Last week, the Single Father's Association of T&T (SFATT) stated that physical punishment should remain a legitimate way to discipline children in homes and schools. SFATT was attempting to ally with a mother who uploaded a video showing her physical and verbal abuse of her daughter on the social networking site Facebook, in an effort to discipline and protect through public humiliation and violence.
It's important to avoid individual woman blame, and instead turn attention to inadequate coping strategies in families, inadequate provision of social services and inadequate understandings of how adolescence, sexuality, status and vulnerability are being reshaped by the Internet, media and popular culture. It's also necessary to protect children from violence of all kinds.
To take any other public position ignores that the nation is a signatory to the Convention on the Rights of the Child. It disregards decades of advocacy against corporal punishment by Caribbean women, rather than learning from and visibly allying with this politics and history. It undermines other men's collective efforts to create greater peace in relationships, schools and communities.
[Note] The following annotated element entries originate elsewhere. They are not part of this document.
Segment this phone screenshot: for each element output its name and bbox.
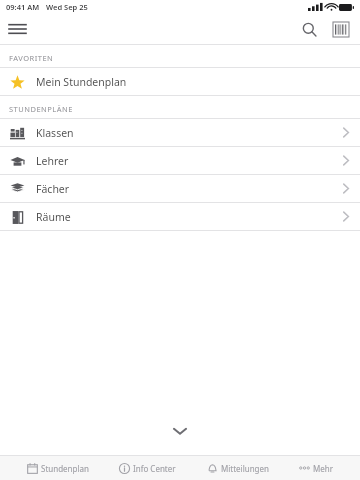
staticText: Mitteilungen bbox=[221, 463, 269, 474]
staticText: Stundenplan bbox=[41, 463, 89, 474]
staticText: Klassen bbox=[36, 126, 74, 140]
button[interactable]: Barcode scannen bbox=[324, 14, 358, 44]
staticText: Mehr bbox=[313, 463, 334, 474]
button[interactable]: Mitteilungen bbox=[203, 456, 272, 480]
button[interactable]: Menü bbox=[0, 14, 34, 44]
staticText: 09:41 AM bbox=[6, 2, 40, 12]
button[interactable]: Lehrer bbox=[0, 147, 360, 174]
button[interactable]: Klassen bbox=[0, 119, 360, 146]
staticText: Wed Sep 25 bbox=[46, 2, 88, 12]
staticText: Lehrer bbox=[36, 154, 69, 168]
button[interactable]: Fächer bbox=[0, 175, 360, 202]
button[interactable]: Räume bbox=[0, 203, 360, 230]
button[interactable]: Info Center bbox=[115, 456, 179, 480]
button[interactable]: Stundenplan bbox=[23, 456, 92, 480]
button[interactable]: Mehr bbox=[295, 456, 337, 480]
staticText: Fächer bbox=[36, 182, 70, 196]
staticText: Mein Stundenplan bbox=[36, 75, 127, 89]
staticText: STUNDENPLÄNE bbox=[9, 104, 73, 114]
staticText: FAVORITEN bbox=[9, 53, 54, 63]
staticText: Info Center bbox=[133, 463, 176, 474]
button[interactable]: Mein Stundenplan bbox=[0, 68, 360, 95]
button[interactable]: Einklappen bbox=[166, 417, 194, 445]
button[interactable]: Suche bbox=[294, 14, 324, 44]
staticText: Räume bbox=[36, 210, 71, 224]
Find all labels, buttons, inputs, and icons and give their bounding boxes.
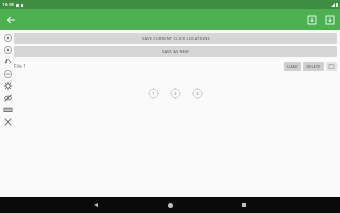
button[interactable]: SAVE CURRENT CLICK LOCATIONS xyxy=(14,33,337,44)
button[interactable]: Target 1 xyxy=(2,32,14,44)
staticText: 2 xyxy=(174,91,177,96)
button[interactable]: Click point 1 xyxy=(148,88,159,99)
button[interactable]: Back xyxy=(4,13,18,27)
button[interactable]: Import xyxy=(305,13,318,26)
button[interactable]: Panel xyxy=(2,104,14,116)
button[interactable]: Home xyxy=(164,199,176,211)
button[interactable]: Settings xyxy=(2,80,14,92)
button[interactable]: Back xyxy=(90,199,102,211)
button[interactable]: LOAD xyxy=(284,62,301,71)
button[interactable]: Recents xyxy=(238,199,250,211)
staticText: 10:18 xyxy=(2,2,14,8)
staticText: LOAD xyxy=(287,64,298,69)
staticText: 3 xyxy=(196,91,199,96)
button[interactable]: Click point 3 xyxy=(192,88,203,99)
button[interactable]: More options xyxy=(326,62,337,71)
button[interactable]: Pointer xyxy=(2,56,14,68)
staticText: SAVE AS NEW xyxy=(162,49,189,54)
staticText: DELETE xyxy=(306,64,321,69)
button[interactable]: Click point 2 xyxy=(170,88,181,99)
button[interactable]: Target 2 xyxy=(2,44,14,56)
button[interactable]: Export xyxy=(323,13,336,26)
button[interactable]: DELETE xyxy=(303,62,324,71)
staticText: SAVE CURRENT CLICK LOCATIONS xyxy=(142,36,210,41)
staticText: File 1 xyxy=(14,63,26,69)
button[interactable]: Close xyxy=(2,116,14,128)
staticText: 1 xyxy=(152,91,155,96)
button[interactable]: SAVE AS NEW xyxy=(14,46,337,57)
button[interactable]: Hide overlay xyxy=(2,92,14,104)
button[interactable]: Minus target xyxy=(2,68,14,80)
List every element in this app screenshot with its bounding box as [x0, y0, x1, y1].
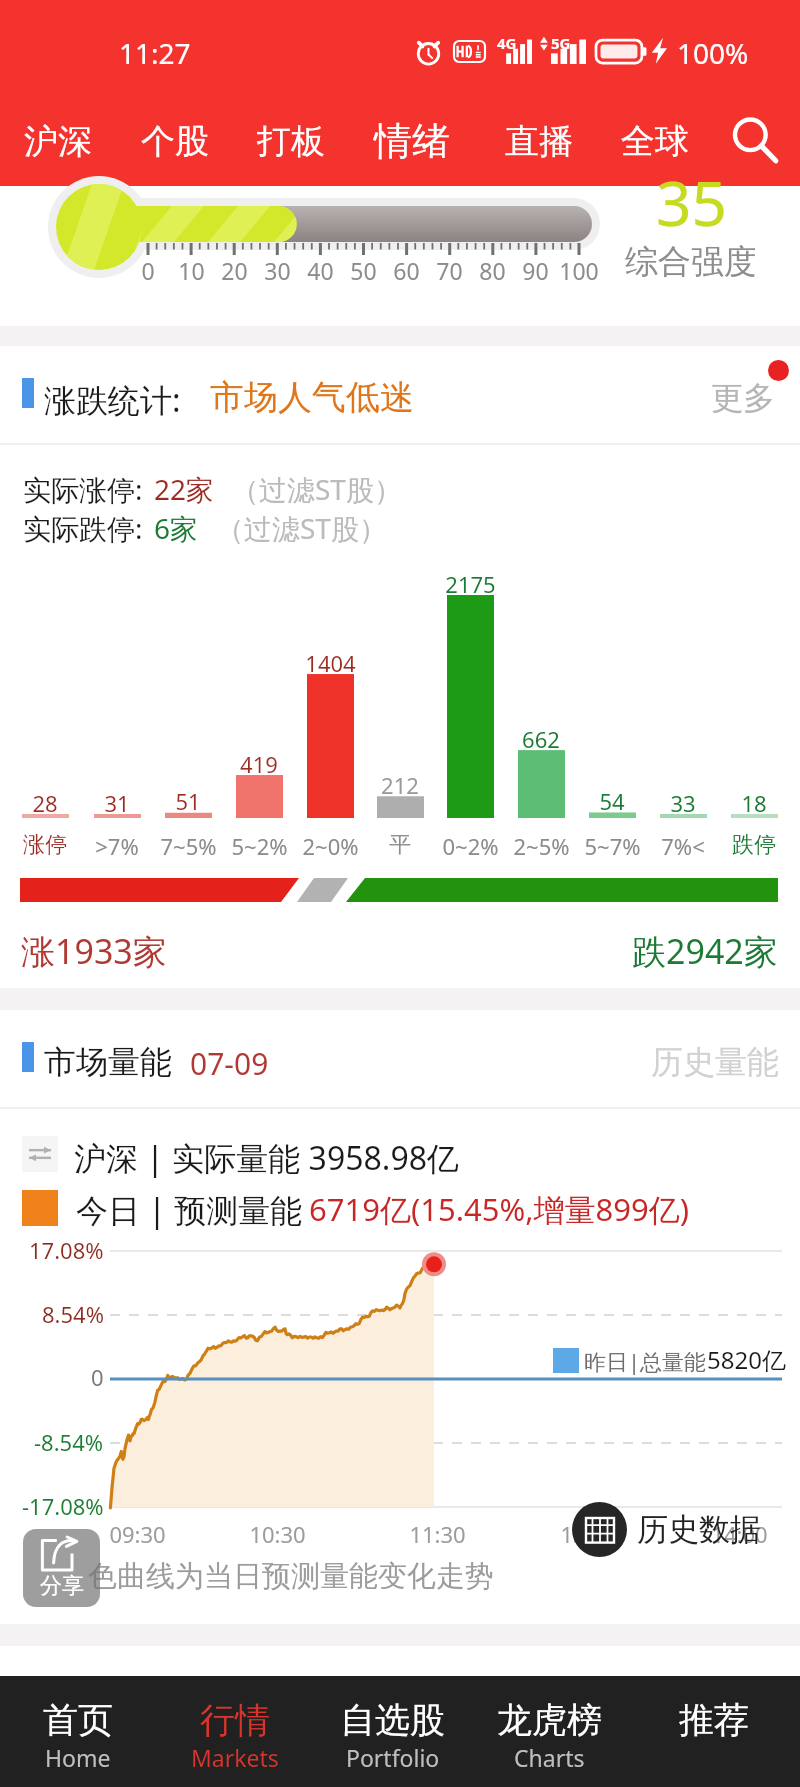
button[interactable]: 涨跌统计:	[0, 346, 800, 443]
staticText: 5~2%	[231, 831, 288, 861]
staticText: 沪深 | 实际量能 3958.98亿	[74, 1136, 459, 1180]
staticText: 个股	[141, 120, 209, 163]
staticText: 662	[522, 724, 560, 754]
staticText: Home	[45, 1742, 111, 1773]
staticText: 跌2942家	[632, 928, 778, 974]
staticText: 33	[670, 788, 696, 818]
staticText: 60	[393, 255, 420, 286]
button[interactable]: 推荐	[639, 1676, 789, 1787]
staticText: 10	[178, 255, 205, 286]
staticText: 0	[141, 255, 155, 286]
staticText: 1404	[305, 648, 356, 678]
staticText: 历史量能	[651, 1042, 779, 1082]
staticText: 涨停	[23, 831, 67, 859]
staticText: 70	[436, 255, 463, 286]
staticText: 20	[221, 255, 248, 286]
staticText: 10:30	[249, 1519, 306, 1549]
button[interactable]: 历史数据	[572, 1502, 761, 1557]
staticText: 31	[104, 788, 130, 818]
staticText: 色曲线为当日预测量能变化走势	[88, 1558, 494, 1595]
staticText: 13:00	[560, 1519, 617, 1549]
staticText: 涨1933家	[21, 928, 167, 974]
button[interactable]: 全球	[611, 96, 699, 186]
staticText: 6家	[154, 509, 199, 547]
staticText: 昨日|总量能	[584, 1346, 707, 1376]
staticText: Charts	[514, 1742, 585, 1773]
staticText: （过滤ST股）	[231, 470, 402, 508]
staticText: 11:27	[119, 34, 191, 72]
staticText: 07-09	[190, 1043, 269, 1084]
staticText: 更多	[711, 378, 775, 418]
staticText: 14:00	[711, 1519, 768, 1549]
staticText: （过滤ST股）	[216, 509, 387, 547]
button[interactable]: 自选股	[317, 1676, 467, 1787]
button[interactable]: 打板	[247, 96, 335, 186]
staticText: 30	[264, 255, 291, 286]
staticText: 自选股	[340, 1698, 445, 1742]
staticText: 情绪	[374, 117, 450, 165]
staticText: 18	[741, 788, 767, 818]
staticText: 跌停	[732, 831, 776, 859]
staticText: 6719亿(15.45%,增量899亿)	[309, 1188, 690, 1230]
staticText: 5G	[551, 33, 571, 53]
button[interactable]: 个股	[131, 96, 219, 186]
staticText: 平	[389, 831, 411, 859]
staticText: 0	[91, 1362, 104, 1392]
staticText: 7%<	[661, 831, 705, 861]
staticText: 35	[656, 160, 727, 244]
button[interactable]: 龙虎榜	[474, 1676, 624, 1787]
button[interactable]: 行情	[160, 1676, 310, 1787]
staticText: 今日 | 预测量能	[76, 1188, 303, 1232]
staticText: 51	[175, 786, 201, 816]
button[interactable]: 情绪	[364, 96, 460, 186]
staticText: 28	[32, 788, 58, 818]
staticText: 419	[240, 749, 278, 779]
staticText: 100%	[677, 34, 749, 72]
button[interactable]: Share	[23, 1529, 100, 1607]
staticText: 17.08%	[29, 1235, 104, 1265]
staticText: Markets	[191, 1742, 279, 1773]
staticText: 50	[350, 255, 377, 286]
staticText: >7%	[95, 831, 139, 861]
staticText: 8.54%	[42, 1299, 104, 1329]
staticText: 11:30	[409, 1519, 466, 1549]
staticText: 沪深	[24, 120, 92, 163]
button[interactable]: 直播	[495, 96, 583, 186]
staticText: 40	[307, 255, 334, 286]
staticText: 5~7%	[584, 831, 641, 861]
staticText: 龙虎榜	[497, 1698, 602, 1742]
staticText: -8.54%	[34, 1427, 104, 1457]
staticText: 2~0%	[302, 831, 359, 861]
staticText: 2175	[445, 569, 496, 599]
staticText: 5820亿	[707, 1343, 786, 1376]
staticText: 0~2%	[442, 831, 499, 861]
staticText: Portfolio	[346, 1742, 440, 1773]
button[interactable]: 市场量能	[0, 1010, 800, 1107]
button[interactable]: 沪深	[14, 96, 102, 186]
staticText: 80	[479, 255, 506, 286]
staticText: 212	[381, 770, 419, 800]
staticText: 首页	[43, 1698, 113, 1742]
staticText: 分享	[40, 1572, 84, 1600]
staticText: 打板	[257, 120, 325, 163]
staticText: 54	[599, 786, 625, 816]
staticText: 2~5%	[513, 831, 570, 861]
staticText: 综合强度	[625, 241, 757, 283]
staticText: 涨跌统计:	[44, 378, 181, 422]
staticText: 推荐	[679, 1698, 749, 1742]
staticText: 市场量能	[44, 1042, 172, 1082]
button[interactable]: Search	[716, 101, 794, 179]
staticText: 100	[559, 255, 599, 286]
staticText: 4G	[497, 33, 517, 53]
button[interactable]: 首页	[3, 1676, 153, 1787]
staticText: 历史数据	[637, 1510, 761, 1549]
staticText: 7~5%	[160, 831, 217, 861]
staticText: 实际涨停:	[23, 470, 143, 508]
staticText: 行情	[200, 1698, 270, 1742]
staticText: 09:30	[109, 1519, 166, 1549]
staticText: 22家	[154, 470, 215, 508]
staticText: -17.08%	[22, 1491, 104, 1521]
staticText: 市场人气低迷	[210, 376, 414, 419]
staticText: 全球	[621, 120, 689, 163]
staticText: 实际跌停:	[23, 509, 143, 547]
I'm thrilled that men have been slowly joining women in trying to transform sexism, homophobia and violence. The Caribbean suffered almost three decades of setback by the myth of male marginalisation, that fiction that gender equality meant too much woman power, and that men are the victims whose rights now deserve our greatest attention. Pervasive though baseless, this backlash framed how many men expressed their anxieties in a world requiring new kinds of bravery, rather than bravado. Disappointingly, such response to feminist challenges to power distanced men from much needed collaboration with women and children's rights struggles.